Kerry Howley in Reason's Hit and Run discusses a similar problem in Southeast Asia in the aftermath of the deadly Tsunami:
A year and a half after the deadliest tsunami in recorded history, a
pan-Asian warning system seems about as likely as, say, competent
airport security stateside. So Sri Lankans have poured donations into
DIY monitoring stations, using the Web and volunteers to watch for quakes...
How do officials react to the exciting new world of distributed warning technology?
But the government does not want ad-hoc tsunami warning centres handing out advice to local communities.
"Only the Met Department is authorised to give tsunami warnings and
evacuation orders. They cannot do it. It is illegal. That creates
unnecessary panic," Darmaratne said.
Just as in the Katrina aftermath, the government answer is that we would rather have nothing happen than positive efforts occur that we don't control (or take credit for).

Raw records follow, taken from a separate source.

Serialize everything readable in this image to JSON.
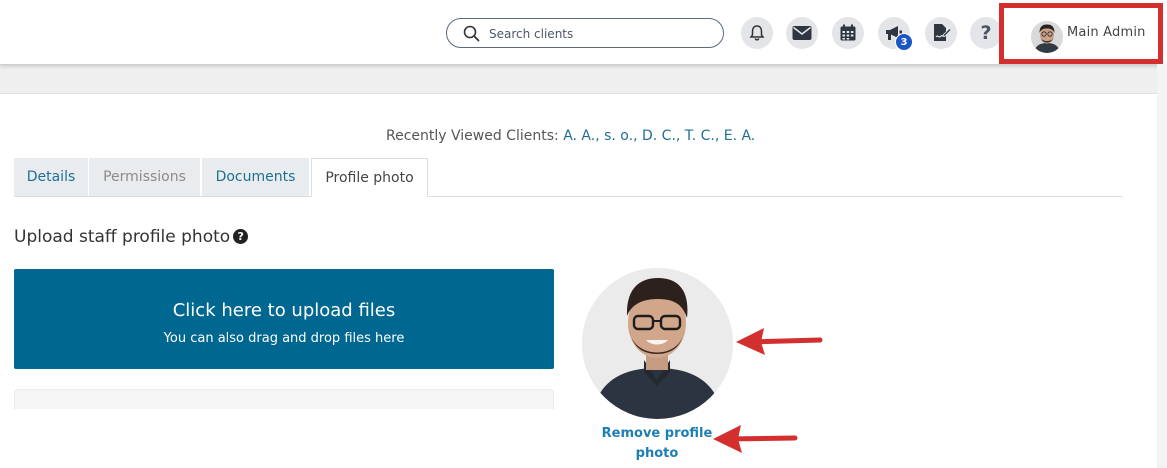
{
  "header": {
    "search": {
      "placeholder": "Search clients"
    },
    "icons": [
      "bell-icon",
      "mail-icon",
      "calendar-icon",
      "megaphone-icon",
      "signature-icon",
      "help-icon"
    ],
    "notification_badge": "3",
    "help_glyph": "?",
    "user": {
      "name": "Main Admin"
    }
  },
  "recent": {
    "label": "Recently Viewed Clients:",
    "clients": [
      "A. A.,",
      "s. o.,",
      "D. C.,",
      "T. C.,",
      "E. A."
    ]
  },
  "tabs": [
    {
      "label": "Details",
      "state": "inactive"
    },
    {
      "label": "Permissions",
      "state": "disabled"
    },
    {
      "label": "Documents",
      "state": "inactive"
    },
    {
      "label": "Profile photo",
      "state": "active"
    }
  ],
  "main": {
    "section_title": "Upload staff profile photo",
    "help_glyph": "?",
    "upload": {
      "title": "Click here to upload files",
      "subtitle": "You can also drag and drop files here"
    },
    "remove_link": {
      "line1": "Remove profile",
      "line2": "photo"
    }
  },
  "colors": {
    "upload_bg": "#006890",
    "link": "#1f6f93",
    "highlight_border": "#d32f2f",
    "badge": "#1a56c8",
    "arrow": "#d32f2f"
  }
}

In many states like California, auto insurance rates have been subject to state price controls for years. A recent debate over a bill called AB 2840 helps shed some light on the total idiocy of trying to have government set prices.
I have to give you a paragraph of background. Warning -- the next paragraph is mind-numbingly dull. Please don't give up.
Apparently, auto insurance rates are higher in California cities in part because claims rates (theft, accidents) are higher in the cities. The cities, which have a lot of political power, argued that this was unfair that their rates were so much higher than rural folks paid. State-approved insurance rates were discriminating against cities, they claimed. I don't know if they made the argument, but they could also have argued that infrastructure costs (sales, claims service) was likely lower in cities per capita because of the concentrated customer base. So the state insurance board proposed to raise rural rates and cut city rates to make prices to all Californians more even. Rural folks then freaked, and their legislators have proposed AB 2840 to put things back the way they were before.
So who is right? How the hell am I supposed to know? How the hell is anyone supposed to know? There is absolutely no objective way to settle this argument. I read the attached article and my eyes just started to blur. That is why in practice, for all the talk of studies and analysis, issues like this are settled in favor of whoever has more political clout or votes. Price controls, besides wreaking havoc on supply and demand, always - yes always - result in a transfer of wealth from those without political power to groups that have the power. That's why politicians love them -- its a great way to raise campaign donations, as groups bid to be on the receiving end of such largess rather than being the sacrificial lamb. And it's why in a free and just society we use this thing called "markets" to determine prices in most other such complex situations.